Independent projects - Machine Learning

During the last year of my doctoral studies, during my spare time, I have been exploring data and ways to analyze and model them. Some of the projects I worked on are the following:

  1. Being curious about how one can model the spread of a disease within a community given the ongoing pandemic, and realizing the inadequacies of the SIR epidemiological model, I tried my hand at modeling the spread of an epidemic by using my own rules, which I felt more aptly described reality. This model highlights the importance of social distancing and personal protective equipment.

  2. I analyzed histology tiles of Colorectal cancer patients - used clustering algorithms to understand the data better and eventually built a Convolutional Neural Network model to predict the type of tissue of a given image. I used this as a testing ground to understand some of the basics of clustering, CNNs and also to analyze image data.

  3. I did this as a part of the course ‘Introduction to Machine Learning’ I took in the Fall semester of 2019. In this Computer vision problem, given a set of points normally distributed about a line in 3 dimensions, I used a Metropolis-Hastings (Monte-Carlo Markov Chain) sampler to obtain the posterior distribution of the end points of the line segment about which these given points were distributed about in 3 dimensions given these points as viewed by a camera (2 Dimensions). I wrote the MH sampler from scratch in python and the relevant plots were made. This was repeated for the same points as viewed from a different camera (different angle). Given both these datasets, using the likelihood from both these distributions, I inferred the line segment with more confidence.

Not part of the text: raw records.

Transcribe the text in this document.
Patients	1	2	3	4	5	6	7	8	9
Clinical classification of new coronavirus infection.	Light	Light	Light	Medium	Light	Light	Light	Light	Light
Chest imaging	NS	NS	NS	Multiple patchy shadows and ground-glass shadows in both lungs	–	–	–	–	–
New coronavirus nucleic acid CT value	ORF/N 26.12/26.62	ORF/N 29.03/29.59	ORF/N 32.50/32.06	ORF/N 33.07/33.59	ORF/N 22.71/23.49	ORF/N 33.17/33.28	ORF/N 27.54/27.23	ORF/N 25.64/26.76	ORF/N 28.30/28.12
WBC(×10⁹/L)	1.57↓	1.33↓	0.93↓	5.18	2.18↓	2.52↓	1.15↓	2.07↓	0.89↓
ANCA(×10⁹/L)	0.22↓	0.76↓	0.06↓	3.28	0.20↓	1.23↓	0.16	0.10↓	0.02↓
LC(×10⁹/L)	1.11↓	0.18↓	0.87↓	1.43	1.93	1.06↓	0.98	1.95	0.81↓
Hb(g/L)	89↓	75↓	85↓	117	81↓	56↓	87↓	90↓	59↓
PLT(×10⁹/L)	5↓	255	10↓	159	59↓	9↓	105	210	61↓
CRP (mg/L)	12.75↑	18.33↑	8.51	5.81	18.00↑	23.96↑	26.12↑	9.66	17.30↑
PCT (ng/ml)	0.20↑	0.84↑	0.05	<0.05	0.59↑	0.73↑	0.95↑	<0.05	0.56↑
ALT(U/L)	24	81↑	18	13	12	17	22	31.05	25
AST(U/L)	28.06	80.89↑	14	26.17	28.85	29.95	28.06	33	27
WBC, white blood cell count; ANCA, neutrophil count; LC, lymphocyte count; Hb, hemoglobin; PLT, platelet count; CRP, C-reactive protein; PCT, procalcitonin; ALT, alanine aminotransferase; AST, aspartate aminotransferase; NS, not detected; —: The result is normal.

  4. In order to get familiar with classification initially, I built and compared classification models to predict a patient’s risk to being diagnosed with Cervical Cancer.

  5. I’m currently building regression models to predict drug response in cancerous tissues based on genomic data from the Genomic Data Commons Data Portal of the NIH. I am comparing different methods of feature selection on a high dimensional feature space to balance interpretability and accuracy of the supervised learning model in order to identify the biological pathway causing the cancer.